Ao contrário de Marx, Gramsci argumenta que o choque aberto entre as classes sociais é o pior caminho para se chegar ao socialismo. Os trabalhadores não estão dispostos a destruir a ordem existente porque eles mesmos estão impregnados com muitos valores dessa ordem. Para Gramsci, é preciso usar os atuais meios democráticos para se atacar e destruir tais valores para, então, se abolir a propriedade privada e implantar o socialismo. Tudo com base em convicções, e não em força.

Em artigo recente, o nosso Ministro da Educação ensina: "a tentação do choque é característica dos espíritos dotados de boa vontade, mas de pouca inclinação ao êxito" (Tarso Genro, "Choques e voluntarismo", Folha, 19/10/04).

A estratégia gramsciana recomenda um trabalho contínuo junto às massas para que estas se engajem de forma consciente na transformação da democracia representativa em democracia participativa. Para se chegar a esse estágio, impõe-se um questionamento planejado de instituições-chave da ordem atual - família, escola, sindicato, igreja, justiça, cultura e meios de comunicação.
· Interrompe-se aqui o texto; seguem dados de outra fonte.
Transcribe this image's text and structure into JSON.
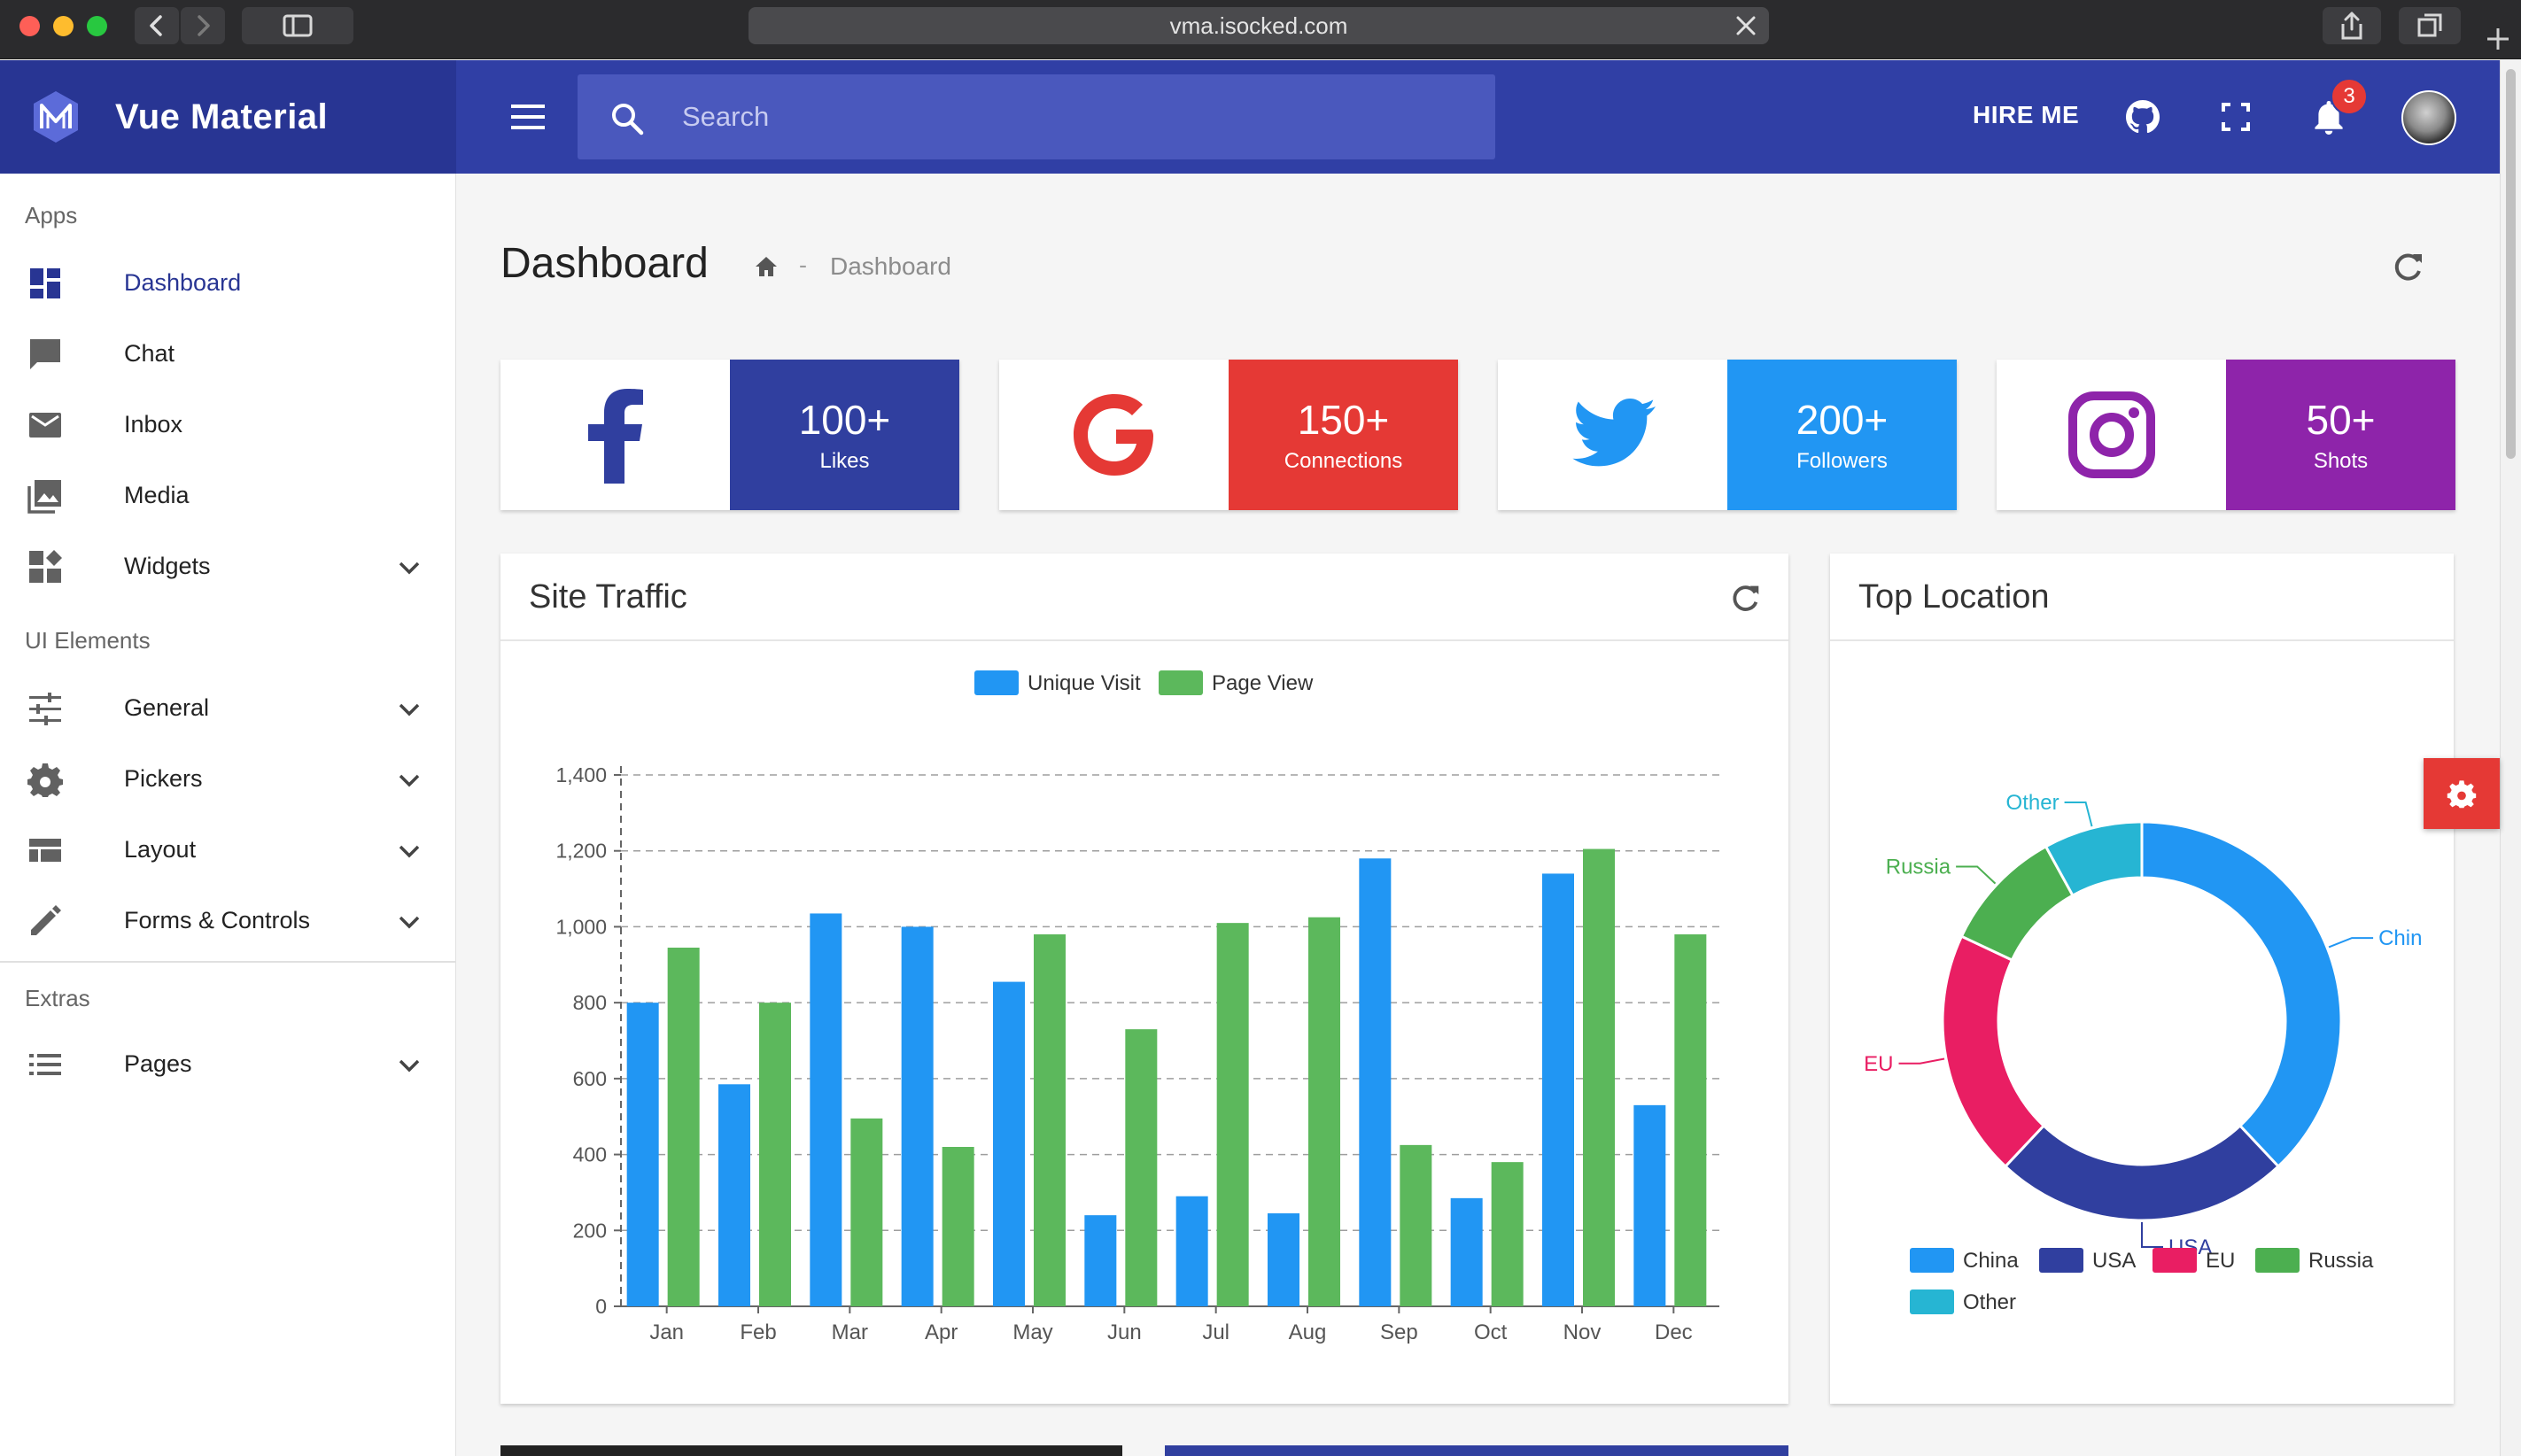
{
  "browser": {
    "url": "vma.isocked.com"
  },
  "brand": {
    "name": "Vue Material"
  },
  "header": {
    "search_placeholder": "Search",
    "hire_me": "HIRE ME",
    "notification_count": "3"
  },
  "sidebar": {
    "sections": [
      {
        "title": "Apps",
        "items": [
          {
            "label": "Dashboard",
            "icon": "dashboard-icon",
            "active": true
          },
          {
            "label": "Chat",
            "icon": "chat-icon"
          },
          {
            "label": "Inbox",
            "icon": "mail-icon"
          },
          {
            "label": "Media",
            "icon": "photo-library-icon"
          },
          {
            "label": "Widgets",
            "icon": "widgets-icon",
            "expandable": true
          }
        ]
      },
      {
        "title": "UI Elements",
        "items": [
          {
            "label": "General",
            "icon": "tune-icon",
            "expandable": true
          },
          {
            "label": "Pickers",
            "icon": "settings-gear-icon",
            "expandable": true
          },
          {
            "label": "Layout",
            "icon": "view-list-icon",
            "expandable": true
          },
          {
            "label": "Forms & Controls",
            "icon": "pencil-icon",
            "expandable": true
          }
        ]
      },
      {
        "title": "Extras",
        "items": [
          {
            "label": "Pages",
            "icon": "list-icon",
            "expandable": true
          }
        ]
      }
    ]
  },
  "page": {
    "title": "Dashboard",
    "breadcrumb_sep": "-",
    "breadcrumb_current": "Dashboard"
  },
  "stats": [
    {
      "network": "facebook",
      "icon": "facebook-icon",
      "value": "100+",
      "label": "Likes",
      "color": "#303f9f",
      "icon_color": "#303f9f"
    },
    {
      "network": "google",
      "icon": "google-icon",
      "value": "150+",
      "label": "Connections",
      "color": "#e53935",
      "icon_color": "#e53935"
    },
    {
      "network": "twitter",
      "icon": "twitter-icon",
      "value": "200+",
      "label": "Followers",
      "color": "#2196f3",
      "icon_color": "#2196f3"
    },
    {
      "network": "instagram",
      "icon": "instagram-icon",
      "value": "50+",
      "label": "Shots",
      "color": "#8e24aa",
      "icon_color": "#8e24aa"
    }
  ],
  "site_traffic": {
    "title": "Site Traffic"
  },
  "top_location": {
    "title": "Top Location"
  },
  "colors": {
    "primary": "#283593",
    "header": "#303fa5",
    "unique_visit": "#2196f3",
    "page_view": "#5cb85c",
    "china": "#2196f3",
    "usa": "#303f9f",
    "eu": "#e91e63",
    "russia": "#4caf50",
    "other": "#26b5d3"
  },
  "chart_data": [
    {
      "type": "bar",
      "categories": [
        "Jan",
        "Feb",
        "Mar",
        "Apr",
        "May",
        "Jun",
        "Jul",
        "Aug",
        "Sep",
        "Oct",
        "Nov",
        "Dec"
      ],
      "series": [
        {
          "name": "Unique Visit",
          "values": [
            800,
            585,
            1035,
            1000,
            855,
            240,
            290,
            245,
            1180,
            285,
            1140,
            530
          ]
        },
        {
          "name": "Page View",
          "values": [
            945,
            800,
            495,
            420,
            980,
            730,
            1010,
            1025,
            425,
            380,
            1205,
            980
          ]
        }
      ],
      "yticks": [
        "0",
        "200",
        "400",
        "600",
        "800",
        "1,000",
        "1,200",
        "1,400"
      ],
      "ylim": [
        0,
        1400
      ],
      "grid": true,
      "legend": "top-center"
    },
    {
      "type": "pie",
      "variant": "donut",
      "labels": [
        "China",
        "USA",
        "EU",
        "Russia",
        "Other"
      ],
      "callout_labels": [
        "Chin",
        "USA",
        "EU",
        "Russia",
        "Other"
      ],
      "values": [
        38,
        24,
        20,
        10,
        8
      ],
      "legend": "bottom"
    }
  ]
}
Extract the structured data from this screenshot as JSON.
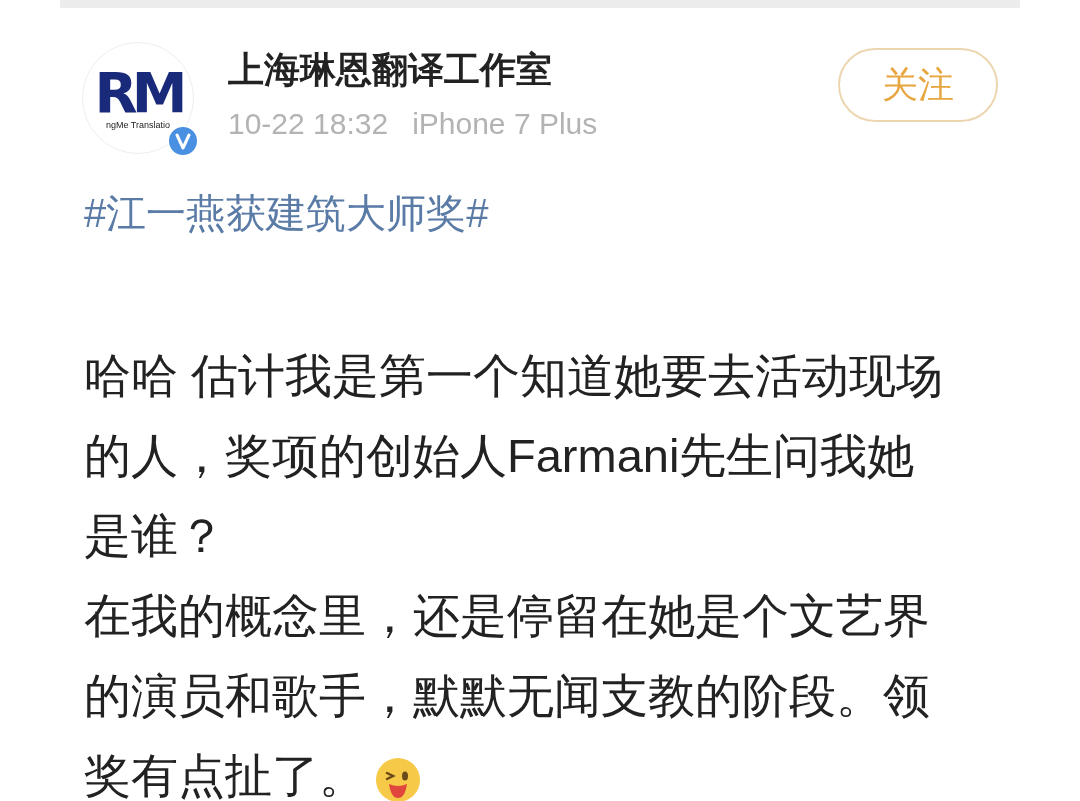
{
  "post": {
    "avatar": {
      "logo": "RM",
      "caption": "ngMe Translatio",
      "verified": true
    },
    "author": "上海琳恩翻译工作室",
    "time": "10-22 18:32",
    "source": "iPhone 7 Plus",
    "follow_button": "关注",
    "hashtag": "#江一燕获建筑大师奖#",
    "paragraphs": [
      {
        "text": "哈哈 估计我是第一个知道她要去活动现场的人，奖项的创始人Farmani先生问我她是谁？",
        "emoji": false
      },
      {
        "text": "在我的概念里，还是停留在她是个文艺界的演员和歌手，默默无闻支教的阶段。领奖有点扯了。",
        "emoji": true
      }
    ]
  }
}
É a "revolução espontânea".

Para Gramsci, o novo socialismo se baseia na disciplina do eu interior, na apropriação das personalidades e na conquista da consciência superior - preceitos incorporados pelo PT quando seu Presidente diz:

"A esquerda democrática redefiniu sua estratégia de ação política. A partir das formulações de Antonio Gramsci, os partidos de esquerda aceitam as premissas do jogo democrático até as ultimas conseqüências. A radicalização e o aprofundamento da democracia se tornaram elementos centrais de suas estratégias. Trata-se de lutar pela hegemonia política, cultural e moral no interior das sociedades democráticas" (José Genoíno, "A esquerda e as reformas", Estado, 07/06/03).

Em suma, o método do novo socialismo é persuasivo e não coercitivo. O governo do PT vem atuando exatamente nas instituições-chave que controlam os pensamentos. Esse é o caso das intervenções autoritárias que visam controlar a Justiça, Ministério Público, imprensa (CFJ), produção cultural e artística (ANCINAV), universidades privadas (PROUNI), propriedade da terra (apoio ao MST), sindicatos (reforma sindical), agências reguladoras e outras. O partido já implantou militantes em toda a máquina do Estado, cada um com uma tarefa específica na mudança dessas instituições.

Se essas considerações entrarem na decisão dos investidores, os investimentos continuarão pífios. Mas é aqui que mora a esperança. O PT terá enorme dificuldade para ser um partido hegemônico em um país continental que exige investimentos colossais em todas as áreas. Não vai dar para nivelar por baixo como se fez na minúscula Cuba.

Mas os petistas não desistirão da estratégia traçada. Isso faz parte do seu DNA. Alguns apreenderão com os fracassos de uma utopia mundialmente ultrapassada e inviável para o Brasil. Outros terão de ser superados pelo voto popular, o que demandará um grande esforço por parte dos que acreditam na supremacia da liberdade.

Para os que assim pensam, sugiro que iniciem sua caminhada pela leitura do próprio Gramsci. Aos que dispõem de tempo e paciência recomendo os dois volumes dos Escritos Políticos, Rio de Janeiro: Editora Civilização Brasileira, 2004. E que façam um bom proveito.